А трудное время начиналось для Роба вечером, когда он возвращался в Яхуддийе, в свой дом — вот тогда разгоралась битва между потребностью учиться и потребностью спать. Аристотель оказался мудрым старым греком, и Роб сам увидел: если содержание книги тебя захватывает, то учение превращается из повинности в удовольствие. Это открытие сыграло решающую роль, благодаря ему Роб смог работать в полную силу, ведь Саид Сади очень скоро задал ему прочитать множество книг — от Платона до Гераклита. А аль-Джузджани — мимоходом, словно просил подбросить дровишек в огонь, — попросил прочитать двенадцать книг, касающихся медицины, из «Естественной истории» Плиния и добавил: «Это подготовка к тому, чтобы в следующем году прочитать всего Галена»!
И все время требовалось заучивать тексты Корана. Чем больше втискивал их Роб в свою память, тем меньше они ему нравились. Коран был официальным сборником проповедей Пророка, а смысл того, чему учил Мухаммед, не менялся годами. Книга была переполнена повторами и многочисленными выпадами против иудеев и христиан.
Но Роб, стиснув зубы, трудился.
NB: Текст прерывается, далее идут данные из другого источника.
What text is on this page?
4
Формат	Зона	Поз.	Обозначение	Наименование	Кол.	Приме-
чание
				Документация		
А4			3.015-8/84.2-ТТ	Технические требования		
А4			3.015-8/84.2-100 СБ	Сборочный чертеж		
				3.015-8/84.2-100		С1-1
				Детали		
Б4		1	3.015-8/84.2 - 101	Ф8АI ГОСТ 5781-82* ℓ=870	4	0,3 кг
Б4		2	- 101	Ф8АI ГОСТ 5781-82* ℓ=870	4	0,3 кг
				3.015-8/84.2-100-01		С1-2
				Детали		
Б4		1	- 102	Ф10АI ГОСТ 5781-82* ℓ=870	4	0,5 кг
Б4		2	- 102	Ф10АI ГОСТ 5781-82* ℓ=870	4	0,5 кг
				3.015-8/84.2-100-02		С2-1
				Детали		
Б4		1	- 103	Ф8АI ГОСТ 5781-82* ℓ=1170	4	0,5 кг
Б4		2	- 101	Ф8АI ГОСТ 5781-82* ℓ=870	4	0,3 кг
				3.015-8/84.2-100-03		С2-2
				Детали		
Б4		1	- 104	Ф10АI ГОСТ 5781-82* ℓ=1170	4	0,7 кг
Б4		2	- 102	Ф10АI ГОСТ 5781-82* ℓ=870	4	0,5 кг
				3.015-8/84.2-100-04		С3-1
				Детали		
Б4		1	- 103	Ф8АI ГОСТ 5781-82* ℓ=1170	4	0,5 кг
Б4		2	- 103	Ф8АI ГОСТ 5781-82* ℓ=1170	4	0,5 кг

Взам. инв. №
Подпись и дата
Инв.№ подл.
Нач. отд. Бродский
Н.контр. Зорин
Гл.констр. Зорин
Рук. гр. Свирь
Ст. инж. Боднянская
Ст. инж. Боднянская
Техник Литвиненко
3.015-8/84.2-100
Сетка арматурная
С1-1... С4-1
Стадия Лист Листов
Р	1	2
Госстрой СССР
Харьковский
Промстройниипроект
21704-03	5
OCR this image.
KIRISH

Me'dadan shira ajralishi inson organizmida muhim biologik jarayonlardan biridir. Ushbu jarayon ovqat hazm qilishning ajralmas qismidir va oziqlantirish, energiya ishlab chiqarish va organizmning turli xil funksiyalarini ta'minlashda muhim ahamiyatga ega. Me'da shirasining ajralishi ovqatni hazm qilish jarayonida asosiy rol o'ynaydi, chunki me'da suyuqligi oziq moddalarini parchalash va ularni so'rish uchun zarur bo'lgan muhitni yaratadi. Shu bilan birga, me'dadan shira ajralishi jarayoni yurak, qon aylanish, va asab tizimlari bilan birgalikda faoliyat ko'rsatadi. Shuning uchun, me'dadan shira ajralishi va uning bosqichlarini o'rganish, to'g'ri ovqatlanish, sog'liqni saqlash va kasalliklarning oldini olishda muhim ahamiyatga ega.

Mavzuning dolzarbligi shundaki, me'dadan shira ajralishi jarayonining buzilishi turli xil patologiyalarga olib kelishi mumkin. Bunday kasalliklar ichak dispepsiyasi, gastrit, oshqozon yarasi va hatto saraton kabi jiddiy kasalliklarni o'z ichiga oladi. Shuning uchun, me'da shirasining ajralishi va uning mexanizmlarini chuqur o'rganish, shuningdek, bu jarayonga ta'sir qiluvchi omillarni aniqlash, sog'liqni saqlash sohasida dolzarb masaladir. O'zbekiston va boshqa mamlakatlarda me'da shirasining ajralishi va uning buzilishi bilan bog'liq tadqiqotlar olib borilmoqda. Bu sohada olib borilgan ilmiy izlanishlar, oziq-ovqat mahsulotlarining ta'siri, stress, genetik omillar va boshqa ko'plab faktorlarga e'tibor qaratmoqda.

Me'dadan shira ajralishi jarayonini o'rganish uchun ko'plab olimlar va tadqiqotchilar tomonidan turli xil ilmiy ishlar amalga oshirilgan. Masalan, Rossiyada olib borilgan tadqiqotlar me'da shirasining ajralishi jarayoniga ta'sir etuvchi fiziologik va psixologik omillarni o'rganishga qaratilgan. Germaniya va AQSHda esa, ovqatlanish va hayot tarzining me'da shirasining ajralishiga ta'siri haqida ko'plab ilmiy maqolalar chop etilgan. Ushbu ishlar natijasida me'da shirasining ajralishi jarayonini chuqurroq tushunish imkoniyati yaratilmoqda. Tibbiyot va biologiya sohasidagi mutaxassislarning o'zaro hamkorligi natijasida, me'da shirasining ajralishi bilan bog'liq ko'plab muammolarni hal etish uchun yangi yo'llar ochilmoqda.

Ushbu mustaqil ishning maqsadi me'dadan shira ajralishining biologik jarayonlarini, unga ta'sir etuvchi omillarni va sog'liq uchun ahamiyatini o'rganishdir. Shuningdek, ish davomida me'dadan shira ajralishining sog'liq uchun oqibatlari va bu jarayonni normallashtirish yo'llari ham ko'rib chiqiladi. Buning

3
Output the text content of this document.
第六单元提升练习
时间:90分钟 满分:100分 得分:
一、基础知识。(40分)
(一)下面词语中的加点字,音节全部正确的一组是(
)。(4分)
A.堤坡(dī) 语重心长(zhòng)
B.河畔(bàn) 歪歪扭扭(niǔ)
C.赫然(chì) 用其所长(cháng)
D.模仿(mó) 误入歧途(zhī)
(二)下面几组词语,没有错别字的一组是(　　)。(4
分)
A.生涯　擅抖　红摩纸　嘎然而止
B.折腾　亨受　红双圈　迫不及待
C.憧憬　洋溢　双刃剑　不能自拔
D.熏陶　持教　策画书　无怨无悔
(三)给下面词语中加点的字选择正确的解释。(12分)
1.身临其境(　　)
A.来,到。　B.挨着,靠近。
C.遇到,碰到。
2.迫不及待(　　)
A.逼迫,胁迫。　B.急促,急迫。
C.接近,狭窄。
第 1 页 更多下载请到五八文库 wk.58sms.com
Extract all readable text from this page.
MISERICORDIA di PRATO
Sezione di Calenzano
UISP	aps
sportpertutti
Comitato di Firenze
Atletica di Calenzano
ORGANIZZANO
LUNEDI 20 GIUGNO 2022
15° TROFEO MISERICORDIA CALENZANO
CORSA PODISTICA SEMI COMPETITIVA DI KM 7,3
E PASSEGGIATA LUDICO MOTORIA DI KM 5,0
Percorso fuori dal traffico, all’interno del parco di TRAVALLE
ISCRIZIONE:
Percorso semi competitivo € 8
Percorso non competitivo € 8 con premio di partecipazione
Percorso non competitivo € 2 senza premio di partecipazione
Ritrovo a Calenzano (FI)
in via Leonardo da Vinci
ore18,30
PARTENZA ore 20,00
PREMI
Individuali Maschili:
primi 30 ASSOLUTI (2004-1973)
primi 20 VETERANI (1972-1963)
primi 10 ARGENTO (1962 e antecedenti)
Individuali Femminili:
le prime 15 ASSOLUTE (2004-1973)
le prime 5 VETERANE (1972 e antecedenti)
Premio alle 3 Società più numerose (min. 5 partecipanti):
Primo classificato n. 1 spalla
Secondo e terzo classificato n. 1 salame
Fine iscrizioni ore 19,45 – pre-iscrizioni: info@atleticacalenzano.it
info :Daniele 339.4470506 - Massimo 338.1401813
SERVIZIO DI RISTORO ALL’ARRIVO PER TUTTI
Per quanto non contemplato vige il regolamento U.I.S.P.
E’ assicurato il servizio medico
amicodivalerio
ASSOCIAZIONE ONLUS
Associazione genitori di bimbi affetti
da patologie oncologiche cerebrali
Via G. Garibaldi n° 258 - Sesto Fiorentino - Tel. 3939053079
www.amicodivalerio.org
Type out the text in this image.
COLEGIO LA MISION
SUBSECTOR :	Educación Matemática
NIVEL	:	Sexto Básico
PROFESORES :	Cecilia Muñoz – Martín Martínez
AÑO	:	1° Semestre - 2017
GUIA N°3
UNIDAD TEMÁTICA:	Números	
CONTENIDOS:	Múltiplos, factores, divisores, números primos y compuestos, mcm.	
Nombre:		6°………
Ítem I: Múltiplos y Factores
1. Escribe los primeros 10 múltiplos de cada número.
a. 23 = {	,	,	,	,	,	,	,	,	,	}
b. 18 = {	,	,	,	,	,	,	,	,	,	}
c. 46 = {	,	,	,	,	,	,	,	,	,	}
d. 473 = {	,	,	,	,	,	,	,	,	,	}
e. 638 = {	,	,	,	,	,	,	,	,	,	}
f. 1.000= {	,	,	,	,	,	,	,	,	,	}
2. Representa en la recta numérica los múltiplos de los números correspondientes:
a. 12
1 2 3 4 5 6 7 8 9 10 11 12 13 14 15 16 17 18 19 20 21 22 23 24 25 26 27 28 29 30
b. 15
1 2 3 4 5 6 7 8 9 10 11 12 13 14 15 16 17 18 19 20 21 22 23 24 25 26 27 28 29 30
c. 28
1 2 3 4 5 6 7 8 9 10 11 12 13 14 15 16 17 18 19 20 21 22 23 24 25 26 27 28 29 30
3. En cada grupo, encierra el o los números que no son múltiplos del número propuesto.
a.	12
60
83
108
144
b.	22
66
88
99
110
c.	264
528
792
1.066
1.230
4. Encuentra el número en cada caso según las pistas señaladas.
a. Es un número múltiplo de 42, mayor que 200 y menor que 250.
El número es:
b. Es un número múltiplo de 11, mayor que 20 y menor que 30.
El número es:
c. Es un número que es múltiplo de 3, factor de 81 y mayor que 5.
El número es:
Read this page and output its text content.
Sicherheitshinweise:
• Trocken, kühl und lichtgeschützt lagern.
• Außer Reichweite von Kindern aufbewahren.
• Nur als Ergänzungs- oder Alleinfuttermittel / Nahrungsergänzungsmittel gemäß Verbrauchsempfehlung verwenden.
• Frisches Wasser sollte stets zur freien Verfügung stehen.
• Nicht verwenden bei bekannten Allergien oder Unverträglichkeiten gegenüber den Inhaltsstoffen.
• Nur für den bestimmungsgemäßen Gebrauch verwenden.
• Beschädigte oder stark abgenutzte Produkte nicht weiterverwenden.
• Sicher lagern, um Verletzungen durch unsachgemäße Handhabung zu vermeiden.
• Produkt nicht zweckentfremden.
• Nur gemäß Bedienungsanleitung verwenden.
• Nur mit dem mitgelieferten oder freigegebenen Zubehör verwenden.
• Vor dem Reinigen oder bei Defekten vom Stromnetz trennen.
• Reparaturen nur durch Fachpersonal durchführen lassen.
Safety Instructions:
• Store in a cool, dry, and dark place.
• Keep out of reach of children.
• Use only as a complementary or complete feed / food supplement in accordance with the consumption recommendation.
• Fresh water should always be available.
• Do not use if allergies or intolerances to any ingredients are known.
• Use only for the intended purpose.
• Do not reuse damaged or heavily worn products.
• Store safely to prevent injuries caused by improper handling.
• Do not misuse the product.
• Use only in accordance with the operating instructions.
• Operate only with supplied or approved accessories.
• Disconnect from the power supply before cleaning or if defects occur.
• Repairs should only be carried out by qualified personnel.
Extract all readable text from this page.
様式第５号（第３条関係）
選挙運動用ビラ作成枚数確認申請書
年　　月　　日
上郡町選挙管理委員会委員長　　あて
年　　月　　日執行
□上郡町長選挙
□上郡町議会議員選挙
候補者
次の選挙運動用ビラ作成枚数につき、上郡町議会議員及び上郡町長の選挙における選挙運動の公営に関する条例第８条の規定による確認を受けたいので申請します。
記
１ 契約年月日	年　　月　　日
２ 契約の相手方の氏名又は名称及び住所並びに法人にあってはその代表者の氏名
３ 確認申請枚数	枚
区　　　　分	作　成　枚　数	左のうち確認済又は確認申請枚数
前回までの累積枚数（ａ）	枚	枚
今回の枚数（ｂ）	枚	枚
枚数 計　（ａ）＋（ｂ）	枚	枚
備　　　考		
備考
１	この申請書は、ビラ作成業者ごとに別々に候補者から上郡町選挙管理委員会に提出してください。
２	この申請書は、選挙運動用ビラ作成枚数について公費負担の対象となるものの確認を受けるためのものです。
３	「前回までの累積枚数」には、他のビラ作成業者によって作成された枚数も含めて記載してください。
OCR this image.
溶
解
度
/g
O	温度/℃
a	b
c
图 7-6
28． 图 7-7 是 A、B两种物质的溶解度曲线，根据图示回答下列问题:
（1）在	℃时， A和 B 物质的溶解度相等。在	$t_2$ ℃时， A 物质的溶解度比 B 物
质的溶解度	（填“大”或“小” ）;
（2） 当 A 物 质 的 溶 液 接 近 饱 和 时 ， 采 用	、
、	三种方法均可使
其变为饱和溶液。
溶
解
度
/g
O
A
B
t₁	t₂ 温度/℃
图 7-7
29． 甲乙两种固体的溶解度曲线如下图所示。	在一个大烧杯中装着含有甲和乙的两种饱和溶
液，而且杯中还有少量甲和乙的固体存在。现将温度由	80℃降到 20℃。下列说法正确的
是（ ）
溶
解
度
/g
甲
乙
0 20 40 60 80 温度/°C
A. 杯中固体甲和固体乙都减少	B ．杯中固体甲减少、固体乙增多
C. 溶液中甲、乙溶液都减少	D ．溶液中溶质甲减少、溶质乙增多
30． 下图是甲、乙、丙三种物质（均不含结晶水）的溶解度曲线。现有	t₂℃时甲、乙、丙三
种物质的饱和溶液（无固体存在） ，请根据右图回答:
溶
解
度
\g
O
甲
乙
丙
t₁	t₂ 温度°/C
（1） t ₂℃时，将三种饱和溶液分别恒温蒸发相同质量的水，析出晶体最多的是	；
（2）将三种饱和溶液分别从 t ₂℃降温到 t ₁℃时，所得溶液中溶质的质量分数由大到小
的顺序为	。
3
Осла и мула он продал, чтобы не отвлекаться на кормление и уход за ними. Пищу проглатывал быстро, без всякого удовольствия, а на развлечения у него попросту не было ни минуты времени. Каждую ночь он читал, пока веки не смыкались сами собой, поэтому Роб приучил себя заправлять лампу малым количеством масла — тогда она сама угасала вскоре после того, как он засыпал за столом, уронив голову на руки. Теперь он понимал, для чего Бог дал ему такое большое сильное тело и острое зрение: стремясь сделаться ученым, он доходил до предела человеческих возможностей.